Recently went on our high school summer "DIVE" retreat. Such blessed weekend. God never ceases to amaze me. I was reminded of how thankful I am to be a part of this community. God is good!

My army of beautiful minions. I love them. On to our 3rd year together. <3 
Context of this picture: P.Steve was touching the uneaten food and all 70 high schoolers were like "Ewwww!" 
WC staff. :) Privilege to serve with them.l #bestpeople
I think we have a picture exactly like this for the last 3 years we've served together. Such a precious friend and sister. Thank you for loving me. <3 I love you miyoung! 
Wow. It's been past 20 minutes so I should probably go do something more productive like comb Ollie's hair, eat some carrots, or hang out by myself again. Hehehe. Good night!! <33

Saturday, May 25, 2013

greece please

Interesting fact of the day: The site where the Parthenon (in Greece) was built had to be cleared of hundreds of dinosaur bones before construction could begin. ...
Wow. This means that when I visited the Parthenon this past summer I was walking and breathing the same air dinosaurs once walked and breathed :o Aside from from it being a monument built for the goddess of wisdom Athena and also one of the wonders of the entire world during ancient times... the Parthenon was basically the home of the dinos :') If only I had known this back in August... Hehe. How much I long to be here again. <3
Me and Meg in front of the Parthenon :')
Missu Greece... Can't wait to visit again sooon <3
Week 9 of my last quarter as a junior in college starts tomorrow. 3 more weeks :')

Tuesday, March 12, 2013

El Finito

It's 2:45am and I just finished my stressful paper!!! It's only Monday but it feels like it should be the weekend already.

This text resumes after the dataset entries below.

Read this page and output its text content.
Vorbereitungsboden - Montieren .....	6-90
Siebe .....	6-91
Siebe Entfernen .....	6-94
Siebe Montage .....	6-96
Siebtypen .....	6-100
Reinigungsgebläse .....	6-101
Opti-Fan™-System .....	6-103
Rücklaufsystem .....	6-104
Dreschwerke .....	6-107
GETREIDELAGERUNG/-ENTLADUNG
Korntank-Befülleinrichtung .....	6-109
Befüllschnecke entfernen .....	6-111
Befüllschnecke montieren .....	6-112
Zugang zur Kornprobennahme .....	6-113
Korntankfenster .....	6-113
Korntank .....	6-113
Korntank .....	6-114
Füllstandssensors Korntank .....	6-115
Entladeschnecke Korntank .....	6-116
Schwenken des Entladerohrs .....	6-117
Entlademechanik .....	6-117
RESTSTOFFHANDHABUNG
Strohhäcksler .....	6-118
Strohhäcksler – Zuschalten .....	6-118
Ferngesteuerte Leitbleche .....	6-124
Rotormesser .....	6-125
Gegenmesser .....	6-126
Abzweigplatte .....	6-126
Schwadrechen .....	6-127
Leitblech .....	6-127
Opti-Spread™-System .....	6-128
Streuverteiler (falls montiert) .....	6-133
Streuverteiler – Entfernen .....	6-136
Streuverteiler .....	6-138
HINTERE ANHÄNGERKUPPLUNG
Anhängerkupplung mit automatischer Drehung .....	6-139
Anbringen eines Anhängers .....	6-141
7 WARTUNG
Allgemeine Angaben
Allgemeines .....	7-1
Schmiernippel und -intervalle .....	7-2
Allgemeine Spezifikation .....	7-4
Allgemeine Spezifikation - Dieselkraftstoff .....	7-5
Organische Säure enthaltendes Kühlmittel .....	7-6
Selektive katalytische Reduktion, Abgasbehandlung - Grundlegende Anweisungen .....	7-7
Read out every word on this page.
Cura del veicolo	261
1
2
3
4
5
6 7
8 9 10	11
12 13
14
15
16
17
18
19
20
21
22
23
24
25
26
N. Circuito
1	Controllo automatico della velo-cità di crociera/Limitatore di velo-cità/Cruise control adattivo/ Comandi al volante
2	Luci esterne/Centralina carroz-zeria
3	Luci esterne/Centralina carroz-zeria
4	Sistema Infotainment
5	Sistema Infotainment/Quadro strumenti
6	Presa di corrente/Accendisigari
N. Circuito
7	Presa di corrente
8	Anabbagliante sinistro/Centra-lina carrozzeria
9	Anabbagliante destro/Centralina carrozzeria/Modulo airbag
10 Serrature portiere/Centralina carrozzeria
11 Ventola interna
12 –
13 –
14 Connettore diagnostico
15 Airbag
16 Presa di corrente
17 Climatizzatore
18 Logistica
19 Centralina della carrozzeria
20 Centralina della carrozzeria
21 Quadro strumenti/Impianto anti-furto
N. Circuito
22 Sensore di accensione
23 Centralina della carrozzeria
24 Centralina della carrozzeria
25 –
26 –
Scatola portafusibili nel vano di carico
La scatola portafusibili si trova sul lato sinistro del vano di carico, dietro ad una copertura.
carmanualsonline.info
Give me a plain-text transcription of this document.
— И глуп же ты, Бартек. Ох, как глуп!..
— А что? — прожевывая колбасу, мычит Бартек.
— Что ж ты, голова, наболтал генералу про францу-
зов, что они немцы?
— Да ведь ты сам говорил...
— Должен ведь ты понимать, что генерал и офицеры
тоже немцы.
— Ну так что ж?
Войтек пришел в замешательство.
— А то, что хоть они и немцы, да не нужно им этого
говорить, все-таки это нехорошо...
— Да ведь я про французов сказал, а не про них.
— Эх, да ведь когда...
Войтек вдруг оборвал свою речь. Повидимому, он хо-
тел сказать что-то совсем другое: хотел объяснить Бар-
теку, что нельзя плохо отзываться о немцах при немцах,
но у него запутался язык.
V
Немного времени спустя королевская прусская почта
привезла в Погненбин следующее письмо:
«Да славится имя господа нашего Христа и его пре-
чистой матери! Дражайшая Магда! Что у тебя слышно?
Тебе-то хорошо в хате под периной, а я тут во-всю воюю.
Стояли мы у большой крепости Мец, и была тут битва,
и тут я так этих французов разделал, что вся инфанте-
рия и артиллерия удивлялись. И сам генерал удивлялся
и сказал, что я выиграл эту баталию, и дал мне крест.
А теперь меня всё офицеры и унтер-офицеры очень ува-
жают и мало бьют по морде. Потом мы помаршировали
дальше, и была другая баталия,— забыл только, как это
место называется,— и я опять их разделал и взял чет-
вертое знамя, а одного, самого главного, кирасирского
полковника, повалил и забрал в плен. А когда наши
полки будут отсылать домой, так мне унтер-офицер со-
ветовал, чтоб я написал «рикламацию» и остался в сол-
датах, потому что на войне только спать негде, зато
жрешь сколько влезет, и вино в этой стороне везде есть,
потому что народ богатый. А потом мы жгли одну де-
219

I think it's because I pulled an all nighter at Denny's last night catching up on all the work I couldn't do on the weekend and cramming for a long, super dense paper due Tuesday (today) (that I totally forgot about until my roommate mentioned to it to me less than a day that it was due. Phew.) So thankful I managed to finish. Couldn't have done it without my main sqeeeeze who stayed up with me all night both nights. Thank you =)

All nighter at Denny's with a not-so-worth it 3 course deal. :P 
2nd night. This is so ugly and it doesn't really look like I'm happy but I'm honestly so happy to be done with this paper!!!!!! =) =) =)
8am tomorrow. Which means 4 hours of sleep. I don't know when that become a lot to me... Wow. Good night shooting stars <3

Monday, March 4, 2013

Sunday Nights

A quick picture post from this past week =) This week was definitely a busy yet eventful week.  Can't believe there's only 2 more weeks until this quarter comes to a close!
Sunday nights always end the same way for me-finishing up my last bits of homework and studying, folding laundry, showering, jotting down all my to-do's on post-its, and checking my email and facebook once more before bed. Sunday nights are less relaxing for me. It's more like figuring out where the time went and what I need to do for the next week- homework and studying I need to catch up on, errands I need to run, friends I need to meet up with, etc. I guess that's expected for most people. We live in a high-demand, high function world where we're expected- or at least I expect myself- to perform at an extremely high level all the time. Even relaxing seems to be an achievement for me sometimes. SO SAD. Hahaha.
Definitely learning to be diligent to enter God's rest. It's so comforting we can find rest and refuge in our faithful Father and almighty King. =)

Face masks con mi hermana <3
Matt always makes me foood :) <3
She bought me dinner <3 Love her so much!
psych of influence video project! 
dinner in balboa :) oc restaurant week
krusty :)
spontaneous roommate date in our very own backyard!
definitely spending time here more often :) 
Hahaha I had to take a picture. He looks like a Mormon except without the bike. 
Guess who... 
Her feet were STANKKY
Spontaneous boba run :) And then she wanted dimsum. Always so great talking to this girl hahaha =)
Johnny: "I always wanted to do this to you!" -_-"

Here's to a new week! =) 
Reminder verse this week:
"Come to Me, all who are weary and heavy-laden, and I will give you rest. "Take My yoke upon you, and learn from Me, for I am gentle and humble in heart; and you shall find rest for your souls. "For My yoke is easy, and My load is light."